El temporal ha golpeado con especial fuerza las regiones de Coquimbo, Atacama y La Araucanía, donde ríos desbordados, deslizamientos de tierra y cortes de caminos han dificultado las labores de rescate. Según el Servicio Nacional de Prevención y Respuesta ante Desastres (Senapred), 2205 personas resultaron damnificadas y 1179 permanecen en albergues. Además, 35 viviendas fueron destruidas, más de un millar presentan daños graves y otras 14 000 sufrieron afectaciones menores.
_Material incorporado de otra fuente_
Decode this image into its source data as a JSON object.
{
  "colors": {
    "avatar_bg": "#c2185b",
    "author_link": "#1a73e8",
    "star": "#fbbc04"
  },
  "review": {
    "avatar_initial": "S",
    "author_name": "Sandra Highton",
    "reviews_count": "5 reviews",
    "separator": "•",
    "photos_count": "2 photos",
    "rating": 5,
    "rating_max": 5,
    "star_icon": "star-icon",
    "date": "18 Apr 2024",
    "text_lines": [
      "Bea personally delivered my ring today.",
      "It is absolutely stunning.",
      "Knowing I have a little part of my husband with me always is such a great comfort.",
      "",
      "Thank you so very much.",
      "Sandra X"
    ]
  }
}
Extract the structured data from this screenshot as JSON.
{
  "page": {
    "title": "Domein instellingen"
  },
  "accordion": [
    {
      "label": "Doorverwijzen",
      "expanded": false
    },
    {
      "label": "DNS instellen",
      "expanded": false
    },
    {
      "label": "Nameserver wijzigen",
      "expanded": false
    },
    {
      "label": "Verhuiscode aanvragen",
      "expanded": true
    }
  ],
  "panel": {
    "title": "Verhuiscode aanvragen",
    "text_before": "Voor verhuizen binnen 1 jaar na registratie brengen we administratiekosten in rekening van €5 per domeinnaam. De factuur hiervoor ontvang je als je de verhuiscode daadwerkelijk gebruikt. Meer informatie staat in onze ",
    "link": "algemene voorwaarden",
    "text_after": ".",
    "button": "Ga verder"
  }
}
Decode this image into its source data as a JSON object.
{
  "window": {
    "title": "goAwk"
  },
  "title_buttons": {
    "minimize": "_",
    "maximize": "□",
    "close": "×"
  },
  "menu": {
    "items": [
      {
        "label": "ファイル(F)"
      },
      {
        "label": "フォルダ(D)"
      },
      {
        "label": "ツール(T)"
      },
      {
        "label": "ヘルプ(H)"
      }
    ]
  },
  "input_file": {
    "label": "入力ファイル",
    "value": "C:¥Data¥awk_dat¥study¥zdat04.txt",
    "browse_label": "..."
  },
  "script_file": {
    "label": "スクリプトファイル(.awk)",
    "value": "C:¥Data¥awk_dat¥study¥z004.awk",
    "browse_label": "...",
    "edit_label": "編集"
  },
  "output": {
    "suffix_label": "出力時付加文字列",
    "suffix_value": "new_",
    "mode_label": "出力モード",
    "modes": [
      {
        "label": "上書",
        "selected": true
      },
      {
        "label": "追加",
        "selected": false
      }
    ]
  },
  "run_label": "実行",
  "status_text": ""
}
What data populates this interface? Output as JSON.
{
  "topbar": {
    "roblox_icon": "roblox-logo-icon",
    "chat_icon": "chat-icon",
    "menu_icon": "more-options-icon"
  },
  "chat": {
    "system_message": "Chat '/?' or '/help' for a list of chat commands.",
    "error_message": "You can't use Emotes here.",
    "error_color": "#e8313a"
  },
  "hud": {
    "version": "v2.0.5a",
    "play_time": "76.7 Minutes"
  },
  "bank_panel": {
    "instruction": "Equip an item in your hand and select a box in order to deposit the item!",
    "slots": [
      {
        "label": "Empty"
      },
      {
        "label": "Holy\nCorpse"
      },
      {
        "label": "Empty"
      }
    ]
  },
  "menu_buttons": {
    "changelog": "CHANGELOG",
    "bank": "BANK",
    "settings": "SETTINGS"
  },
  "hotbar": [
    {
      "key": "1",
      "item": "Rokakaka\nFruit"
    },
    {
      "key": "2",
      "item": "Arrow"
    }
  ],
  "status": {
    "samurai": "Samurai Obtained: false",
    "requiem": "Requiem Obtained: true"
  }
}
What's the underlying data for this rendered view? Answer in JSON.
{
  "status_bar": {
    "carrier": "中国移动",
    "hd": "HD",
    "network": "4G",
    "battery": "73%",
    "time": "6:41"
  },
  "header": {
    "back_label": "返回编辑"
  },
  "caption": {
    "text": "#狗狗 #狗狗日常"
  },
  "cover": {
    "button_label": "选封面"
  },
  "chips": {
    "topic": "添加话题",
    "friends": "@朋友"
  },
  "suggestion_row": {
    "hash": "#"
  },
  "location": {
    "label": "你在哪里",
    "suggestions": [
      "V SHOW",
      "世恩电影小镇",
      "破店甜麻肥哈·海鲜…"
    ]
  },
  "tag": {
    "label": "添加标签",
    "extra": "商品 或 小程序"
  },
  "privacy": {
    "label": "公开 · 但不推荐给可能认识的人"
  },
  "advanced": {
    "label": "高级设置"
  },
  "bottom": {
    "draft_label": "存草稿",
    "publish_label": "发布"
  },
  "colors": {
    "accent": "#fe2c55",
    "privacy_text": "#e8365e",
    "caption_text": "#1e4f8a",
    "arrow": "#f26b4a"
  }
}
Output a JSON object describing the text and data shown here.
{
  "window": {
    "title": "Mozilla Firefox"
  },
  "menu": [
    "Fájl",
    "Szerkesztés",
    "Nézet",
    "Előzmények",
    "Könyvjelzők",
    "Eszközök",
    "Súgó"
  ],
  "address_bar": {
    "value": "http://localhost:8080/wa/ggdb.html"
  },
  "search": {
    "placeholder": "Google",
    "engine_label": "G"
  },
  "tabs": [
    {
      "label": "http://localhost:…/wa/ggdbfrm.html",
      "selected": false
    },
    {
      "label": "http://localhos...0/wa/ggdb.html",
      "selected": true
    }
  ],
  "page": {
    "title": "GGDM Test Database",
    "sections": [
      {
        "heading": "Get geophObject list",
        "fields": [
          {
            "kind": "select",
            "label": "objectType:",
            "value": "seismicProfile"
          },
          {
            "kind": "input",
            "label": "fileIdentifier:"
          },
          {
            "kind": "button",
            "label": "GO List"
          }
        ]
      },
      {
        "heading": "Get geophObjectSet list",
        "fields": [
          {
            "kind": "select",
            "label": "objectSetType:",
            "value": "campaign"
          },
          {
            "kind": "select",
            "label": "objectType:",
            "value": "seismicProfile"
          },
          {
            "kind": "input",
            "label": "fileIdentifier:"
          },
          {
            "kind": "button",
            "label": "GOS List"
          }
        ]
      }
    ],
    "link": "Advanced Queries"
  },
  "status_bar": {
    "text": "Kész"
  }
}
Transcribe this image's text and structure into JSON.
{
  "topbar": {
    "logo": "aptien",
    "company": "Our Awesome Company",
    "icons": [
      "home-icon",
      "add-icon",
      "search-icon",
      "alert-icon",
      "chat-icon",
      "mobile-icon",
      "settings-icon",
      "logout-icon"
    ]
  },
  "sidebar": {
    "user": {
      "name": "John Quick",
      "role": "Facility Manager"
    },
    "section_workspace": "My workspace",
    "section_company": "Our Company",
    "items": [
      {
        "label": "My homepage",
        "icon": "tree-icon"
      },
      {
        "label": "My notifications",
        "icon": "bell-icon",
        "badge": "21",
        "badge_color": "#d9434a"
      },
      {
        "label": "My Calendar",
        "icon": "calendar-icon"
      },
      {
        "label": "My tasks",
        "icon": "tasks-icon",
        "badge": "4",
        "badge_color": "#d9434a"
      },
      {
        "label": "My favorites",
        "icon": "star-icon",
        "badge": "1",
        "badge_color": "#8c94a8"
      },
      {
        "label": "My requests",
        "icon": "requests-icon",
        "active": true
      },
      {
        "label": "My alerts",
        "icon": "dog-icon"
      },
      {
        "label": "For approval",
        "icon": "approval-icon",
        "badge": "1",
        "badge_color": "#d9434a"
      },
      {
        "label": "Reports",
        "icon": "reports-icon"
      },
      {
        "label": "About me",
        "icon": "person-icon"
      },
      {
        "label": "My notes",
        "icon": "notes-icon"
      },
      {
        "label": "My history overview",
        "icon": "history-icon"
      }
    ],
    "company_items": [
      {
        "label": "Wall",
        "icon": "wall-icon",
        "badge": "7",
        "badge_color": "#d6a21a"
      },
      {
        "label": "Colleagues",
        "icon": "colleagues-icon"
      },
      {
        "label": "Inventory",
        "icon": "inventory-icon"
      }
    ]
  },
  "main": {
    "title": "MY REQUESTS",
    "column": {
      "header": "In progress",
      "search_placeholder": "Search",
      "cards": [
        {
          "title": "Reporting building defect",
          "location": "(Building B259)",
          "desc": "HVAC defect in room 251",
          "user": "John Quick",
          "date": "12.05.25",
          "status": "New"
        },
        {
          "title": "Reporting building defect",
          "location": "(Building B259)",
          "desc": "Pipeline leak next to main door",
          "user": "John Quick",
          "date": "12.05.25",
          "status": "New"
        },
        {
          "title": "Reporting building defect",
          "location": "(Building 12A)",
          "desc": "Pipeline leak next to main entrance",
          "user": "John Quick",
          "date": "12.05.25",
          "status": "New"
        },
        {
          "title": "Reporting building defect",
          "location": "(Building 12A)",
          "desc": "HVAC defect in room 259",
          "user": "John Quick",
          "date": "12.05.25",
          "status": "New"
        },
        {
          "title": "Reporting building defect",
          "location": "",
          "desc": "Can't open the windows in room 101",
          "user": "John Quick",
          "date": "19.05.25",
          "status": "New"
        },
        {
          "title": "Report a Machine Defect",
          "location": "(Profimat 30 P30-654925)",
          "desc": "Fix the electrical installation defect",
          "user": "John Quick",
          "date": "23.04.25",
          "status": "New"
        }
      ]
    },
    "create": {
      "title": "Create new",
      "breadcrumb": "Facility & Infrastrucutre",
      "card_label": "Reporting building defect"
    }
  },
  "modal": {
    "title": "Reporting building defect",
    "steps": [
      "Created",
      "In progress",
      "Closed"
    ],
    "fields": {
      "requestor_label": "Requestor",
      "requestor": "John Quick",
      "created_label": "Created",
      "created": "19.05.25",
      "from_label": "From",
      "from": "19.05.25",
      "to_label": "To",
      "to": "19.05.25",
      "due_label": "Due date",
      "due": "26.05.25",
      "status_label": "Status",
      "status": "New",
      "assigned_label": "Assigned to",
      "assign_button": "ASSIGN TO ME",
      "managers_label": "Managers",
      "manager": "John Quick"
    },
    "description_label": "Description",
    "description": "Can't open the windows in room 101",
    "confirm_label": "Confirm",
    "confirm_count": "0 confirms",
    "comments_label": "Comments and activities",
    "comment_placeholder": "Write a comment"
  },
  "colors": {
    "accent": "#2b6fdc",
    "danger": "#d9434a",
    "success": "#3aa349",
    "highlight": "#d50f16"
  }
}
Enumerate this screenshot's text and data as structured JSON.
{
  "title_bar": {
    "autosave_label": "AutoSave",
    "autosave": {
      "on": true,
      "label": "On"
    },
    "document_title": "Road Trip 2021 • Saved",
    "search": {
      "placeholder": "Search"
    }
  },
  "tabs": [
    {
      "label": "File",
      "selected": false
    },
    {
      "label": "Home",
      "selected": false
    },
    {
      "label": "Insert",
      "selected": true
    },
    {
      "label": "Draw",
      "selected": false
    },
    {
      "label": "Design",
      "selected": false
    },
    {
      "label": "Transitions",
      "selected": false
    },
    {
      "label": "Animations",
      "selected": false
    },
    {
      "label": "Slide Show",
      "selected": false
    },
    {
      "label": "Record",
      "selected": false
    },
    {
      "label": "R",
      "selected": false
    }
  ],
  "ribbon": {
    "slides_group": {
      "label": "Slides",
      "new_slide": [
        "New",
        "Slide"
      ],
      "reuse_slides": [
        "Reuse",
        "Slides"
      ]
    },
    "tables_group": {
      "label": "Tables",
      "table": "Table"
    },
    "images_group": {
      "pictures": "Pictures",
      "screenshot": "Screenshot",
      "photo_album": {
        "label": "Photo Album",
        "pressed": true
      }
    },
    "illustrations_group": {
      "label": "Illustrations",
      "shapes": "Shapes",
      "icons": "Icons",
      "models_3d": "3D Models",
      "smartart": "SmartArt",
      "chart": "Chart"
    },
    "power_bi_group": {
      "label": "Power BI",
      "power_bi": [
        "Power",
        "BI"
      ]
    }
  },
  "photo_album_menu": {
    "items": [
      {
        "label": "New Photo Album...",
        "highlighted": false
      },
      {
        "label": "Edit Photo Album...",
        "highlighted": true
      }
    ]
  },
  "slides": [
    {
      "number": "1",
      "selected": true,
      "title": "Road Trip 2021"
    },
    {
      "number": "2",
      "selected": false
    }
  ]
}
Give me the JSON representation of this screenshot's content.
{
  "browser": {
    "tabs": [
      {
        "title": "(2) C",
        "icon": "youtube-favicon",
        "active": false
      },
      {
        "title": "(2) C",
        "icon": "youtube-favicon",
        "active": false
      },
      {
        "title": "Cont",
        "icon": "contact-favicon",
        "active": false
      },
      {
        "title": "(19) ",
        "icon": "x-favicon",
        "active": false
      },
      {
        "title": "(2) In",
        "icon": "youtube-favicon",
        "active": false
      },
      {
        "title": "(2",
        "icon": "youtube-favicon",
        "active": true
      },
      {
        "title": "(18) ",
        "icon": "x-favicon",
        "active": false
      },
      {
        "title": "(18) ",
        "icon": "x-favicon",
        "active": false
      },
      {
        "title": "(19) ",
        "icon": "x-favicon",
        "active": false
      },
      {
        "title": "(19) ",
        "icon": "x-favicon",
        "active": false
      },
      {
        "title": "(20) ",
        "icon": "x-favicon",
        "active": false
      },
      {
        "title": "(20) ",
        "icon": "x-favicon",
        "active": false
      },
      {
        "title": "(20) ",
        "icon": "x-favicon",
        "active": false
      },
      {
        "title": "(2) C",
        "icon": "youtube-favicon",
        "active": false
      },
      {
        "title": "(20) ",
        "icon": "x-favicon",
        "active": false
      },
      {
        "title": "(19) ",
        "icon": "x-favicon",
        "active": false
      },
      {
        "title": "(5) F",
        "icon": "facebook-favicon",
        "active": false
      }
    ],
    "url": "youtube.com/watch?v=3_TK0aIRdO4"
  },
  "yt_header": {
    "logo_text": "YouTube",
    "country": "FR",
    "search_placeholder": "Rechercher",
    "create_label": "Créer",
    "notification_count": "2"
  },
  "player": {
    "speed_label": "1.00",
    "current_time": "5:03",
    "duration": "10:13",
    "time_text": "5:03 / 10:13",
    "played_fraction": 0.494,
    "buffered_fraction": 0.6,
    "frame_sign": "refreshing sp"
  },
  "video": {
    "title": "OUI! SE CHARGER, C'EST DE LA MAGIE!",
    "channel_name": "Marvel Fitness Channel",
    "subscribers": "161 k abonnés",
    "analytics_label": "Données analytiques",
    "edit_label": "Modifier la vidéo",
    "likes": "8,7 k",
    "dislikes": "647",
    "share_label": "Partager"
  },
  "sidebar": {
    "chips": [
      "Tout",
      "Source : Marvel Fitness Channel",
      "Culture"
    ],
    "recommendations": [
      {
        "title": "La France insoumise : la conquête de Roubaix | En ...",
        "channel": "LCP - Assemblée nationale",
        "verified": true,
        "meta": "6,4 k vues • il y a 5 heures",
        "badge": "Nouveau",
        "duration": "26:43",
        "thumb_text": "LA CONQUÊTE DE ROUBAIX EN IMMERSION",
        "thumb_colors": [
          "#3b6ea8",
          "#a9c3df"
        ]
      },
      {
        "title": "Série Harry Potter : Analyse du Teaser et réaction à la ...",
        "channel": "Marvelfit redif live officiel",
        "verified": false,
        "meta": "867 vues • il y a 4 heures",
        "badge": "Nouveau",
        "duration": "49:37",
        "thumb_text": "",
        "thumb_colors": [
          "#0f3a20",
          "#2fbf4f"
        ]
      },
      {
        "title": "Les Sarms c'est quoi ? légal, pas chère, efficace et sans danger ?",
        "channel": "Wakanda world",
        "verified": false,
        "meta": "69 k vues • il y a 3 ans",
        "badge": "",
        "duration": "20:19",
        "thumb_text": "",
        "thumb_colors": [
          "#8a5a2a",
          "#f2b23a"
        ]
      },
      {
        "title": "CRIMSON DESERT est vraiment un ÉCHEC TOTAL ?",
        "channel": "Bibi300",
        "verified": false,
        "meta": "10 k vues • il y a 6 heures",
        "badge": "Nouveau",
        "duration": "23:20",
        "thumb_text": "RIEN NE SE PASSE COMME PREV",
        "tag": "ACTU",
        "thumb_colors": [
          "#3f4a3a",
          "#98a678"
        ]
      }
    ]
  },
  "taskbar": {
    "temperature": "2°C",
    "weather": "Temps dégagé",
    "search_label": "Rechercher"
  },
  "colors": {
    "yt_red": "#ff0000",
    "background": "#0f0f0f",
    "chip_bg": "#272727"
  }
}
Ante la magnitud de la emergencia, el presidente José Antonio Kast decretó el estado de catástrofe para toda la región de Coquimbo y la provincia de Huasco, en Atacama, medida que permite desplegar a las Fuerzas Armadas en apoyo de las tareas de emergencia y agilizar la distribución de ayuda.
El subsecretario del Interior, Máximo Pavez, calificó las precipitaciones como "anormales y extremas", al señalar que el volumen de agua caída superó ampliamente las previsiones. Las autoridades meteorológicas mantienen la alerta en diez de las dieciséis regiones del país y prevén que el sistema frontal continúe avanzando hacia la zona central, incluida Santiago, donde persiste la incertidumbre sobre la suspensión de clases y nuevas medidas preventivas.
La emergencia ha vuelto a poner en evidencia la vulnerabilidad de la infraestructura frente a eventos climáticos cada vez más intensos y la necesidad de reforzar los sistemas de prevención y respuesta ante desastres en un país acostumbrado a enfrentar fenómenos naturales, pero cada vez más expuesto a eventos meteorológicos extremos.